花火モードの場合は、ISO感度が最低(H10が64、V8が50)になり、シャッターが2秒間開きっぱなしになるので、うまく撮影できれば花が開いたように綺麗な花火が撮影できます。ただ、シャッターを押すタイミングが非常に難しく、何枚もとっても綺麗に取れてるのは1,2枚という状況です(悲)
EX-H10にはオートシャッター機能が付いてますし、顔が認識できるぐらい高性能な画像認識機能があるわけですから是非とも花火モードでは花火認識機能をつけて、一発で花火が綺麗に撮れるようにしてほしいものです。
なお、2秒間もシャッターを開けっ放しにする為、手持ち撮影ではいくら手ぶれ補正が効いていても軌跡がブレブレになってしまいますので三脚は必須です。今回、持って行った三脚は7段伸縮の携帯三脚でしたのでコレでも、ブレブレの写真が一杯でした...。
□まとめ
以上、同じHi-ZOOMシリーズであるEX-V8と比較してみましたが、画質とバッテリーライフ、に関しては間違いなくEX-H10がいいですね。高感度時のノイズも少ないですし気軽に撮影できます。
ただ、EX-V8については、サイズはもちろん、動画撮影時にズームができたり、設定が細かく指定できたりとEX-H10を上回る部分が多くあります。

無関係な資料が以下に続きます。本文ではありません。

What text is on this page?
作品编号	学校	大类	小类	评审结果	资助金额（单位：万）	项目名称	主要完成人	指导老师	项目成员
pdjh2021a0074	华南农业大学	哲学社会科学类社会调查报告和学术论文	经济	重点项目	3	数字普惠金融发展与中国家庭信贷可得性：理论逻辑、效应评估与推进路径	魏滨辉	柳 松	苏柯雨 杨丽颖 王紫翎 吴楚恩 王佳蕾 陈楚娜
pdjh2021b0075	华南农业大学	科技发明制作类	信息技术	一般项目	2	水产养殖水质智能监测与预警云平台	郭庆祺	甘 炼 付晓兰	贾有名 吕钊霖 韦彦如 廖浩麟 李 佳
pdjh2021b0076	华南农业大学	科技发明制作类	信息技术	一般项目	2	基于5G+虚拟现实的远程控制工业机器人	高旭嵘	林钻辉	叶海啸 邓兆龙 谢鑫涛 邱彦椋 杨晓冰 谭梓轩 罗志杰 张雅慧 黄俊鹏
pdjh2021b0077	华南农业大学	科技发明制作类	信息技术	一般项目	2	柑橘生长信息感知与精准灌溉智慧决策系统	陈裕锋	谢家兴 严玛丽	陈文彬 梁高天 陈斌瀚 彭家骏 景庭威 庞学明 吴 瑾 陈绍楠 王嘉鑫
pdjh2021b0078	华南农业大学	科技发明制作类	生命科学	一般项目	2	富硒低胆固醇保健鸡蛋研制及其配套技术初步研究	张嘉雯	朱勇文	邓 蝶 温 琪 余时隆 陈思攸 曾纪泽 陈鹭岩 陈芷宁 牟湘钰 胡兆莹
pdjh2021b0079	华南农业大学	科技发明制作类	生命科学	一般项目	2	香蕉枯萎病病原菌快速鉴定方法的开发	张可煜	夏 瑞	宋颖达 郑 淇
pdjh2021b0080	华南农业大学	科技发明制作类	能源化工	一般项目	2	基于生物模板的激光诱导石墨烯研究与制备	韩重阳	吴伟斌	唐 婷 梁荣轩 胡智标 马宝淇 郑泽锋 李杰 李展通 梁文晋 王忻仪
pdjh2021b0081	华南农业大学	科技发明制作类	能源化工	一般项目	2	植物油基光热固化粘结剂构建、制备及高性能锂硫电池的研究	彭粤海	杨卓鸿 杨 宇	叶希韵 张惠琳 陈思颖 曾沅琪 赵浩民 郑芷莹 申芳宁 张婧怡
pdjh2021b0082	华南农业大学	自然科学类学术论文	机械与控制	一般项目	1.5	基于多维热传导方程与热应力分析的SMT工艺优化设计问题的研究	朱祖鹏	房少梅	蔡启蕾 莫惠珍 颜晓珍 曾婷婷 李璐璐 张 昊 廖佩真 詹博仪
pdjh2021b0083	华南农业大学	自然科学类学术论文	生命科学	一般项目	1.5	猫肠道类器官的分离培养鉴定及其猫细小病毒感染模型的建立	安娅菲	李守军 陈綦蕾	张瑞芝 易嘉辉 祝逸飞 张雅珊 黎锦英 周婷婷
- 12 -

EX-H10はEX-V8と同じHi-ZOOMシリーズではあるものの、ターゲットが若干違うので仕方が無いとは思うのですが、3倍ズームを使っていて高倍率ズームに買い換えたい人は、デジカメの使用歴もある程度たっていて高機能を使いこなしたいという欲求もでてくるかと思いますので、現在の使いやすさを維持しつつ、プロモードなどを用意するなどしてEX-V8並みの設定の自由度がほしかったなぁと思います。
とはいえ、一番最初にEX-H10を購入しようとされる方にはこんなことは関係ないので、気にする必要はないですね。デザインもLUMIXのTZシリーズのように不細工ではなく、スタイリッシュなEXILIMデザインですし初心者には間違いなくオススメできます。
むしろ、簡単に撮るという意味では、メイクアップボタンや、風景撮影ボタンよりもBS AUTOにダイレクトに変更できるBS AUTOボタンがほしいところです。自分が所有しているビデオカメラのHDC-SD100では「おまかせiA」ボタンが用意されていて、気軽に撮りたいときと、マニュアル設定したいときを瞬時に切り替えられて便利なんですよね。次期モデルでは、ぜひ、BS AUTOボタンをつけて欲しいなと思いました。
以上で、私の所有しているEX-Z40、EX-V8とEX-H10の比較を終了したいと思います。ありがとうございました。